I have not posted more about Qubes, basically because i started using GRsecurity.

I said it was hard, just for geeks, but it is not, as long as you have the right guide (terminal commands, open source drivers help, but for example i use the proprietary ones).

It is also free and it will work very well on old hardware, it will not slowdown your system.

That is an advantage regarding Qubes.

Which one is more secure, i can not say. I think few people can.


They basically offer:

- Industry-leading ASLR
-Chroot hardening (chrome uses it, so basically their sandbox will be much stronger with grsecurity)
-Exploit bruteforcing is harder

and much much more. Most i do not even understand haha.

GRsecurity

Only grsecurity provides protection against zero-day and other advanced threats that buys administrators valuable time while vulnerability fixes make their way out to distributions and production testing. This is made possible by our focus on eliminating entire bug classes and exploit vectors, rather than the status-quo elimination of individual vulnerabilities.

A major component of grsecurity is its approach to memory corruption vulnerabilities and their associated exploit vectors. Through partnership with the PaX project, creators of ASLR and many other exploit prevention techniques -- some now imitated by Microsoft and Apple, grsecurity makes many attacks technically and economically infeasible by introducing unpredictability and complexity to attempted attacks, while actively responding in ways that deny the attacker another chance.
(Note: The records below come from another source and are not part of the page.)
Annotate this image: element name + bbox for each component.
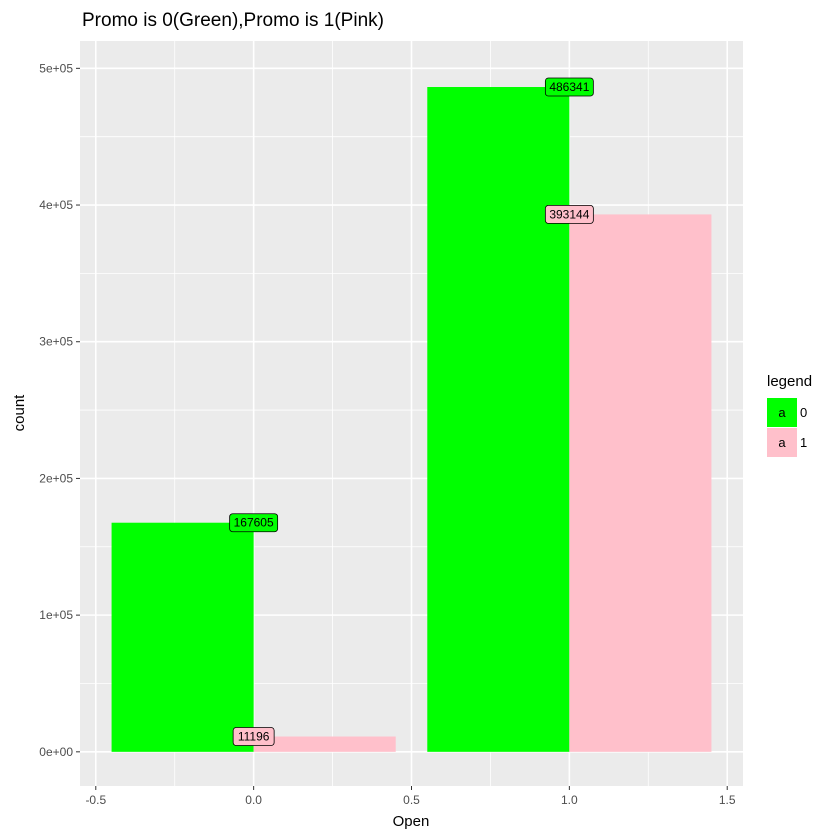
bar [111,522,254,752]
x-tick-label: -0.5 [85,793,106,807]
y-tick-label: 2e+05 [39,471,73,485]
data-label-text: 167605 [234,516,274,530]
legend-label: 0 [800,405,807,420]
y-tick-label: 3e+05 [39,335,73,349]
y-tick-label: 5e+05 [39,61,73,75]
data-label: 486341 [544,77,594,97]
x-axis-title: Open [393,813,430,830]
data-label: 393144 [544,205,594,224]
x-tick-label: 1.5 [719,793,736,807]
legend-key [767,428,797,457]
data-label-box [229,513,279,533]
bar [253,736,396,752]
data-label: 167605 [229,513,279,533]
y-axis: 0e+00 1e+05 2e+05 3e+05 4e+05 5e+05 [39,61,80,759]
data-label-text: 486341 [549,80,589,94]
legend-title: legend [767,373,812,390]
y-tick-label: 1e+05 [39,608,73,622]
data-label-box [232,727,275,746]
legend-key-glyph: a [778,405,786,420]
y-tick-label: 4e+05 [39,198,73,212]
data-label-text: 393144 [549,207,589,221]
chart-title: Promo is 0(Green),Promo is 1(Pink) [82,10,384,31]
bar [569,214,712,752]
bar [427,87,570,752]
data-label-text: 11196 [238,730,270,744]
x-tick-label: 0.0 [245,793,262,807]
x-axis: -0.5 0.0 0.5 1.0 1.5 [85,786,736,807]
legend-key-glyph: a [778,435,786,450]
data-labels: 167605 486341 11196 393144 [229,77,594,746]
legend: legend a 0a 1 [767,373,812,457]
x-tick-label: 0.5 [403,793,420,807]
data-label-box [544,205,594,224]
bars [111,87,712,752]
y-axis-title: count [11,394,28,432]
legend-label: 1 [800,435,807,450]
data-label-box [544,77,594,97]
legend-key [767,398,797,427]
x-tick-label: 1.0 [561,793,578,807]
data-label: 11196 [232,727,275,746]
y-tick-label: 0e+00 [39,745,73,759]
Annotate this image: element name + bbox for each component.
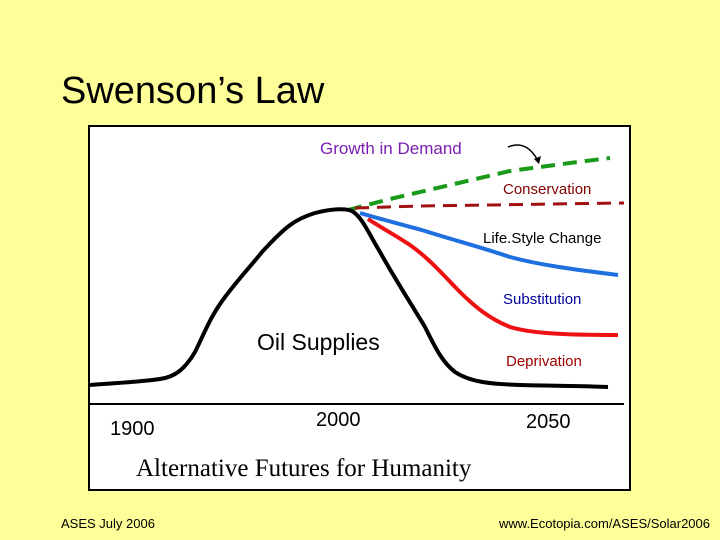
year-label-2050: 2050 [526, 411, 571, 433]
lifestyle-change-curve [359, 211, 619, 277]
label-oil-supplies: Oil Supplies [257, 329, 380, 355]
footer-right: www.Ecotopia.com/ASES/Solar2006 [499, 516, 710, 531]
growth-in-demand-curve [347, 156, 611, 212]
label-growth-in-demand: Growth in Demand [320, 139, 462, 158]
label-deprivation: Deprivation [506, 353, 582, 370]
label-conservation: Conservation [503, 181, 591, 198]
growth-arrow-line [507, 144, 539, 162]
diagram-figure: Growth in Demand Conservation Life.Style… [88, 125, 631, 491]
slide-title: Swenson’s Law [61, 70, 325, 112]
label-lifestyle-change: Life.Style Change [483, 230, 601, 247]
oil-futures-diagram: Growth in Demand Conservation Life.Style… [90, 139, 625, 482]
growth-arrowhead [534, 156, 541, 164]
figure-caption: Alternative Futures for Humanity [136, 455, 472, 482]
year-label-1900: 1900 [110, 418, 155, 440]
conservation-curve [354, 201, 625, 210]
label-substitution: Substitution [503, 291, 581, 308]
substitution-curve [366, 217, 619, 337]
year-label-2000: 2000 [316, 409, 361, 431]
footer-left: ASES July 2006 [61, 516, 155, 531]
oil-supplies-curve [90, 207, 609, 389]
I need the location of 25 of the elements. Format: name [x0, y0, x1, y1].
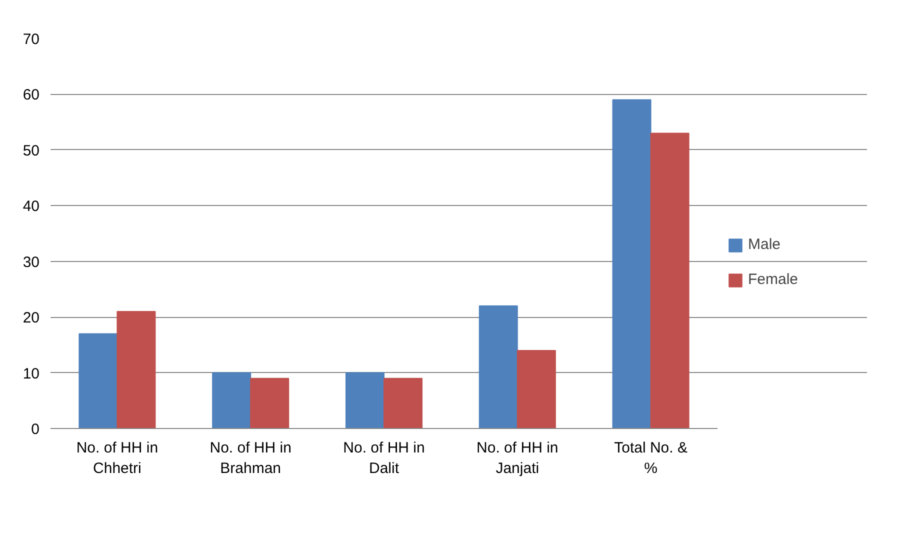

We stay on top of -- and in many cases drive -- the state of the art in security research. While the security teams of Linux distributions react to the latest widespread exploit simply by fixing the associated vulnerability, we quickly work in addition to close down any new exploit vectors, reduce the chance of similar vulnerabilities, and insert additional roadblocks for ancillary techniques that made the exploit possible or reliable.

As a result of this extensive approach, it is not uncommon to find in the event of a published exploit, particularly against the kernel, that the exploit's success is prevented by several separate features of grsecurity.